Liberty Counsel’s amicus brief states that, “Prohibiting abortions protects all developing human beings from racially motivated termination while in the womb. As Justice Thomas noted, today’s ‘[t]echnological advances have only heightened the eugenic potential for abortion, as abortion can now be used to eliminate children with unwanted characteristics, such as a particular sex or disability.’ Thus, abortion may now be used as ‘a disturbingly effective tool for implementing the discriminatory preferences that undergird eugenics.’ For that reason, Kentucky has a compelling interest in ‘preventing abortion from becoming a tool of modern-day eugenics.’”

In defense of the unborn during Tuesday’s hearing, Kentucky Solicitor General Matthew Kuhn stated, “The Attorney General respectfully urges the Court not to go down that path and not to create the Kentucky version of Roe v.

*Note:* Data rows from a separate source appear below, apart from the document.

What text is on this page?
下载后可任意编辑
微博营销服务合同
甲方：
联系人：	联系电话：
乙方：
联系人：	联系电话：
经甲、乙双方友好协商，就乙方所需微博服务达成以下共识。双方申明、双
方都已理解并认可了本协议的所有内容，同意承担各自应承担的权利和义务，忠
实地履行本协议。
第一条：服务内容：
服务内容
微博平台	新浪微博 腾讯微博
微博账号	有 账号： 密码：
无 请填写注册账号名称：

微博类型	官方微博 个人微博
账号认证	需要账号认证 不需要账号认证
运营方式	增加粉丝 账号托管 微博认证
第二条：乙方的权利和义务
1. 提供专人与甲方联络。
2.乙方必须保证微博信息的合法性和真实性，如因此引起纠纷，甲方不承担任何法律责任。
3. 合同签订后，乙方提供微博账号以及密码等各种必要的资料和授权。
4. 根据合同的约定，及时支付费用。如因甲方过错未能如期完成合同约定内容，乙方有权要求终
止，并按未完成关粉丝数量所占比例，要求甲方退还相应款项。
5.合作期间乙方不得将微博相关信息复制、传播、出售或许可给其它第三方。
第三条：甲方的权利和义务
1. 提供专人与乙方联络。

Wade.” 

Kuhn said, “When it comes to abortion, our constitution here in Kentucky is simply silent. There’s not a shred of historical evidence…none from this Court’s case law and none from our constitutional debates that suggests our constitution implicitly protects abortion. Our constitution leaves the issue of abortion, a divisive one, to the General Assembly.”

Kuhn also addressed the recent defeated pro-life ballot initiative, Amendment 2, and said, “The effect of the Second Amendment if it was adopted, would have made explicit, what we argued is already implicit in our Constitution.”

Justice Lisabeth T. Hughes responded, “But it strikes me that a ballot initiative is the purest form of democracy. Why are you suggesting that it (the initiative) has no impact?”

Justice Michelle M. Keller also stated, “I agree with you that the words of the Constitution are what they were before November 8th, and they remain what they were subsequent to November 8th. And you ask us to ignore that vote when approaching this constitutional question today.”

Attorney Heather Getnarick for EMW Women’s Clinic, arguing in favor of abortion said, “Patients irreparable injury includes being forced to remain pregnant against their will. The patients constitutional right to abortion is inextricably bound up with the providers ability to provide that care.”

Getnarick also stated, “There are very real harms happening right now while these laws are not enjoined. I am not suggesting that there would be no line drawing…There would be some point at which bans after a certain gestational age would be upheld because at that point the State’s interest would be compelling enough.”

Justice Laurance B. VanMeter responded regarding when life should be protected, “Why is…the line drawing exercise ultimately for the legislature….isn’t that ultimately the role of the legislature in public policy?

Building up to a question about how the pro-abortion counsel gets around privacy not being interpreted to include a right to an abortion, Justice VanMeter asked,  “How do you address the argument that there was more or less a total abortion ban in 1910 very close in time to the 1891 constitution that was in place for 63 years until Roe v. Wade….So, if there’s a right to privacy and self-determination that exists now it had to exist then.”

Liberty Counsel’s Founder and Chairman Mat Staver said, “Since the horrible abortion decisions were finally overturned at the U.S. Supreme Court on June 24, now the battle to protect life continues in Kentucky and in other states. The right to life is the right of all rights. Without the right to life, all other rights are meaningless.”